Monday, 24 March 2025

Beach off-limits

A lot can happen overnight, so I get out and about as soon as I've downed my first pot of tea. The key thing is to head-count the sheep: anything other than N = 15 it's Houston we have a problem.  It has happened that we have extras, as when two years ago our abutting neighbour bought in a handful of particularly jumpy sheep. But it's more likely for the count to come up short. Anything missing is dead OR has its head caught in a wire fence OR has gone on holiday. All of these are a pain in the arse. It is therefore a relief when, after repeated counts, the missing beast bursts out of the shrubbery; or is revealed cudding in plain sight exactly masked by a 'larger' sheep [not small but far away] in the foreground.

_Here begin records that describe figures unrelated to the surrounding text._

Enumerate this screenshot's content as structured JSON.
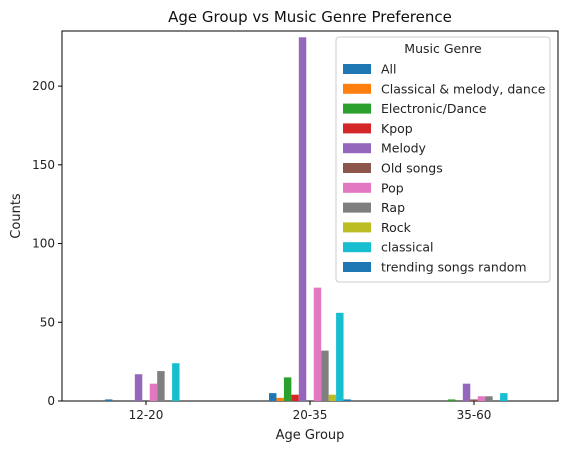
{
  "chart_data": {
    "type": "bar",
    "title": "Age Group vs Music Genre Preference",
    "xlabel": "Age Group",
    "ylabel": "Counts",
    "ylim": [
      0,
      235
    ],
    "yticks": [
      0,
      50,
      100,
      150,
      200
    ],
    "categories": [
      "12-20",
      "20-35",
      "35-60"
    ],
    "legend": {
      "title": "Music Genre",
      "placement": "upper-right"
    },
    "series": [
      {
        "name": "All",
        "color": "#1f77b4",
        "values": [
          1,
          5,
          0
        ]
      },
      {
        "name": "Classical & melody, dance",
        "color": "#ff7f0e",
        "values": [
          0,
          2,
          0
        ]
      },
      {
        "name": "Electronic/Dance",
        "color": "#2ca02c",
        "values": [
          0,
          15,
          1
        ]
      },
      {
        "name": "Kpop",
        "color": "#d62728",
        "values": [
          0,
          4,
          0
        ]
      },
      {
        "name": "Melody",
        "color": "#9467bd",
        "values": [
          17,
          231,
          11
        ]
      },
      {
        "name": "Old songs",
        "color": "#8c564b",
        "values": [
          0,
          0,
          1
        ]
      },
      {
        "name": "Pop",
        "color": "#e377c2",
        "values": [
          11,
          72,
          3
        ]
      },
      {
        "name": "Rap",
        "color": "#7f7f7f",
        "values": [
          19,
          32,
          3
        ]
      },
      {
        "name": "Rock",
        "color": "#bcbd22",
        "values": [
          0,
          4,
          0
        ]
      },
      {
        "name": "classical",
        "color": "#17becf",
        "values": [
          24,
          56,
          5
        ]
      },
      {
        "name": "trending songs random",
        "color": "#1f77b4",
        "values": [
          0,
          1,
          0
        ]
      }
    ]
  }
}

08:00 last Wednesday it was N = 14 again and I set off à la BoPeep. I say again because one of the sheep has been persistently AWOL over the Winter. She had a bad case of The Itch, lost chunks of fleece and looked quite wretched altogether. It was as if the poor creature had been sent to Coventry or the sheep equivalent of Leperstown. Despite expecting any day to discover her stiff with her legs in the air, she has survived two rounds of treatment and the worst of Winter. When she is away feeling mizz, she is often to be found in or around The Skunch. The Field Over The River is so called because beyond its Eastern edge the land falls abruptly 10m to the river stream which bounds our farm. This cliff tapers off along our field immediately N. Between this gentle slope and the cliff is a bosky dell or 'skunch'. There has always been a low wall parallel to the river in the Skunch and beyond it is a tiny beach covered in willow and shade-loving woodland plants. The kids used to have picnic-and-paddle down there when they were tots, but it's gotten jungly and briar-grown since the girls left home.

And that's where I found the errant sheep. In her earlier lonely sojourns she'd eaten her way through to wall and now was hopped over to the beach. Thence is but a short paddle to Wexford and the neighbour's meadow. Which would never do, so I hooshed her out of it, and spent the rest of the morning running a fence along the dwarf wall. Running a fence requires the assembly of a measured length of sheep-wire + stakes, pry-bar, shovel, staples, sledge-hammer, claw-hammer, pliers, secateurs, gloves, chain-saw + PPE. Then pushing a wheel-barrow full of kit 300m down-hill on a 1:10 slope. Down is easy, but you really don't want to push 40m = 20kg of off-cut sheep wire UP hill. 

We'll have to see what happens but the beach is now officially off-limits. indicating the two more-or-less vertical trees which book-end and support the wire. Dry-stone walls are the very devil for driving fence-posts unless they are tall enough and wide enough to have two faces back-filled with small stones and sod. Not the case here, so three (3) posts will have serve for the 11m run of fence.